Our government suffers from a naivete with some of its plans to resuscitate the economy which consumers simply cannot afford. To be more specific, the current administration needs to come to terms with the fact that business practices are dictated by laws and potential for profit. Businesses cannot, and should not, be counted on to change their policies out of the goodness of their hearts.
Last March, the Obama administration put into place its Mortgage Relief Plan to help homeowners stay out of foreclosure by urging banks to institute loan modifications for borrowers. Renegotiation of their loans would allow borrowers to make payments on a more affordable rate, allowing them, in theory, to keep homes that would otherwise go into foreclosure. Since its launch last March, the plan has provided permanent loan modifications to only 4% of those who have attempted to sign up. Lenders like Bank of America have helped only .06% of the people who’ve requested a modification.
Banks explain the poor performance of the Mortgage Relief Plan as a lack of responsiveness on the part of the borrowers. They offer that most people who sign up for the program have failed to file the lack of necessary paperwork that would give them the chance to renegotiate the loans. Its hard to imagine, however, that of the ~160,000 Bank of America customers who signed up for assistance through the program last month, only 98 of them were concerned enough with monthly payments, which they could not afford, to make sure they’d gotten in all the necessary paperwork. Even the most successful lender, GMAC, only renegotiated 7,600 loans into a permanent modification. Are we to assume that people who are going to lose their houses cannot be bothered to fill out a form?
A much more likely reason for the failure of the Mortgage Relief Plan is that the loans to be renegotiated should never have been approved in the first place, and that the borrowers are too risky, financially, to lend themselves to renegotiation. Allowing these borrowers to renegotiate for better loans is, simply, bad for business especially considering that in most cases, their situation has only worsened with the recession.

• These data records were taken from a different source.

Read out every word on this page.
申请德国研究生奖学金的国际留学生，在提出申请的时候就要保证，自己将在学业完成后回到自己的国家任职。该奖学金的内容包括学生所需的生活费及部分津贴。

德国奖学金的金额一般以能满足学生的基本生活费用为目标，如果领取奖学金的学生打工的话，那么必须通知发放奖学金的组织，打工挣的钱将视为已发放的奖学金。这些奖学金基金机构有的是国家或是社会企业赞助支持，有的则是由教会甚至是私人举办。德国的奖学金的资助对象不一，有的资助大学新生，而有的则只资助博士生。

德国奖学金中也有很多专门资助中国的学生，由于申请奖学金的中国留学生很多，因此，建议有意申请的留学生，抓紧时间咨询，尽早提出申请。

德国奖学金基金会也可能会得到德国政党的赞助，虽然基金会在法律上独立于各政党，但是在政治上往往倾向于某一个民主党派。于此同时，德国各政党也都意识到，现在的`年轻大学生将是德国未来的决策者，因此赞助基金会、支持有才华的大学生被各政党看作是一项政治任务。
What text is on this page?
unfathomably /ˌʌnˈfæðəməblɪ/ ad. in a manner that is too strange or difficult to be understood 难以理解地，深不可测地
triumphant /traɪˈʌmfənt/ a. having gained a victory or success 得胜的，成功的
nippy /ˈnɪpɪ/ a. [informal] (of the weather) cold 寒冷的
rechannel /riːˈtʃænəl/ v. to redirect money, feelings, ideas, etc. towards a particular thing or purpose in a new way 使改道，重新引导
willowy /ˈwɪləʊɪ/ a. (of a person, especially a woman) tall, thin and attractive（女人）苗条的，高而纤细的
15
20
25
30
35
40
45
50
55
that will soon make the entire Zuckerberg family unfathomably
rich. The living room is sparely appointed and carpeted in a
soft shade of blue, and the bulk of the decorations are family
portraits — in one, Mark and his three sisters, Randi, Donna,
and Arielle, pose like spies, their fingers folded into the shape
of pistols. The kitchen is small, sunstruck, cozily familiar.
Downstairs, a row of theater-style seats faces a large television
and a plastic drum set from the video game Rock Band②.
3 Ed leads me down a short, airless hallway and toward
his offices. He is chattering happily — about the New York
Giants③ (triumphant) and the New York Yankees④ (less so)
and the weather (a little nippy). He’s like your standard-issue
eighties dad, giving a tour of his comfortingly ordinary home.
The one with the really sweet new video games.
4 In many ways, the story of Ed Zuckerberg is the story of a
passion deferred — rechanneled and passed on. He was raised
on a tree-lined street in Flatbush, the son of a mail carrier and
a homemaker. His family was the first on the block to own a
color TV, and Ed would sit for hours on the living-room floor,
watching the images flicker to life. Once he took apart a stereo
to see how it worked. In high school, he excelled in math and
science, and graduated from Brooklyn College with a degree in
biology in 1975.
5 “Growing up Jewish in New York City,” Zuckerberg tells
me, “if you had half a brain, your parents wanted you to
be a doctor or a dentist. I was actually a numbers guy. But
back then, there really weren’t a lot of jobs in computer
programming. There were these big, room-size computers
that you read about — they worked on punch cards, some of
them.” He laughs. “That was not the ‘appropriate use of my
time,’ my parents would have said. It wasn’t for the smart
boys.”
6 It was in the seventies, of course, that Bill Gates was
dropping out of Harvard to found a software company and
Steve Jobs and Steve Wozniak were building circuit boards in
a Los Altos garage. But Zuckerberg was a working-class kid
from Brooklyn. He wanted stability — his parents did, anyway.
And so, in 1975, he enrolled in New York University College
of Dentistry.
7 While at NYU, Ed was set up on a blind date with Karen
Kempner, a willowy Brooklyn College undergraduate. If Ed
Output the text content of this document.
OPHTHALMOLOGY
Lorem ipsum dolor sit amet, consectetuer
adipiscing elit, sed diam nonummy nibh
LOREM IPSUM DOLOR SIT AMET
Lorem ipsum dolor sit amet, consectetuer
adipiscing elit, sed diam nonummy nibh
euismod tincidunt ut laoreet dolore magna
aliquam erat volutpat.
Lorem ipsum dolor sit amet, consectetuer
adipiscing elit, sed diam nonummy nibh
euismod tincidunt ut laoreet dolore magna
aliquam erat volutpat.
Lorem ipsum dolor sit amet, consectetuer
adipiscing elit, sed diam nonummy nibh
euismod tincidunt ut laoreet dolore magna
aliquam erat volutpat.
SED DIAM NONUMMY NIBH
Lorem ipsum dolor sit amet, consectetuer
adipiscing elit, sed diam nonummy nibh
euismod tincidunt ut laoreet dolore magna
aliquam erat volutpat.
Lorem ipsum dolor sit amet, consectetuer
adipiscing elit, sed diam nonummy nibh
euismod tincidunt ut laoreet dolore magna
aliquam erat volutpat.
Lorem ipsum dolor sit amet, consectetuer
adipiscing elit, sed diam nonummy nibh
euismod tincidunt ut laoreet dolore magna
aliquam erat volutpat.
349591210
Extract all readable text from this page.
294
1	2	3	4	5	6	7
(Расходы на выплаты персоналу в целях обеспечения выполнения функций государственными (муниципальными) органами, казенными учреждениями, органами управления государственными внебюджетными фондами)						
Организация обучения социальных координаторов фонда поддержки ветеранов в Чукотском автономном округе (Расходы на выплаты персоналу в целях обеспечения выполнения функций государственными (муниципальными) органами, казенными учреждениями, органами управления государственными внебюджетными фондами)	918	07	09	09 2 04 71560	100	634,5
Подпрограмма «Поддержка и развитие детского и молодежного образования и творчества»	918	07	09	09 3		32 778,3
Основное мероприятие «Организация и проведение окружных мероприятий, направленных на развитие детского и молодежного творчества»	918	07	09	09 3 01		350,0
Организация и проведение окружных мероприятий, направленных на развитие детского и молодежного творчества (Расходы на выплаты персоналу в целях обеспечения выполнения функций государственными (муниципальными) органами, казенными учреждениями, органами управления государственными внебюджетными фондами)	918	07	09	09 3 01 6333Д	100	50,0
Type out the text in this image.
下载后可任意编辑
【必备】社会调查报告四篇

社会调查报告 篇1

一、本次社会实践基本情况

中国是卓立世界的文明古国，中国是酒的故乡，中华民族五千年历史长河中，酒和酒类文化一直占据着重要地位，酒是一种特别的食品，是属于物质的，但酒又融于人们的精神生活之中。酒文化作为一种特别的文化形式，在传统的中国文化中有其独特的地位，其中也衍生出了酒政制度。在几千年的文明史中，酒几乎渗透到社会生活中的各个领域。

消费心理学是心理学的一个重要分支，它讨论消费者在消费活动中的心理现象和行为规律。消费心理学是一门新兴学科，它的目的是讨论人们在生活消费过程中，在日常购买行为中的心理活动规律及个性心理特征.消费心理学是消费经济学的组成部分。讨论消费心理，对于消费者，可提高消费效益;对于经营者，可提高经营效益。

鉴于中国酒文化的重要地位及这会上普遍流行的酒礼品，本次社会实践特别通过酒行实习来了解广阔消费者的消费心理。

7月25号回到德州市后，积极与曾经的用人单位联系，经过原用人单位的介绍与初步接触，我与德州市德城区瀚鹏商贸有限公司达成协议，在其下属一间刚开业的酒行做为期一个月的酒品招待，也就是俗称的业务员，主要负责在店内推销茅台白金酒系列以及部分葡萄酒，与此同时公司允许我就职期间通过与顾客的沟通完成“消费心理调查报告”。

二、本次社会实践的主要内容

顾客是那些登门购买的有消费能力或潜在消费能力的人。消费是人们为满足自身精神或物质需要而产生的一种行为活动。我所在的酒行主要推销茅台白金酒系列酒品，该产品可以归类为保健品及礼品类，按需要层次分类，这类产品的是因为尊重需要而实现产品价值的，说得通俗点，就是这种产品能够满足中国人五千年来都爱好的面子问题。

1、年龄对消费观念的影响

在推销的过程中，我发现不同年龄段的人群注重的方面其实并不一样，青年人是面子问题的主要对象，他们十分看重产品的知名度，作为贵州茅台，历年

Bottom line: the program is a failure. It gives false hope to homeowners who are desperate for any means by which they might keep their homes. As a result, desperate homeowners are wasting their time filling out paperwork for a program that has managed only to help 4% of the homeowners who have signed up. The Treasury department needs to acknowledge failure and either scrap the Mortgage Relief Plan or restructure it so that it can have an impact.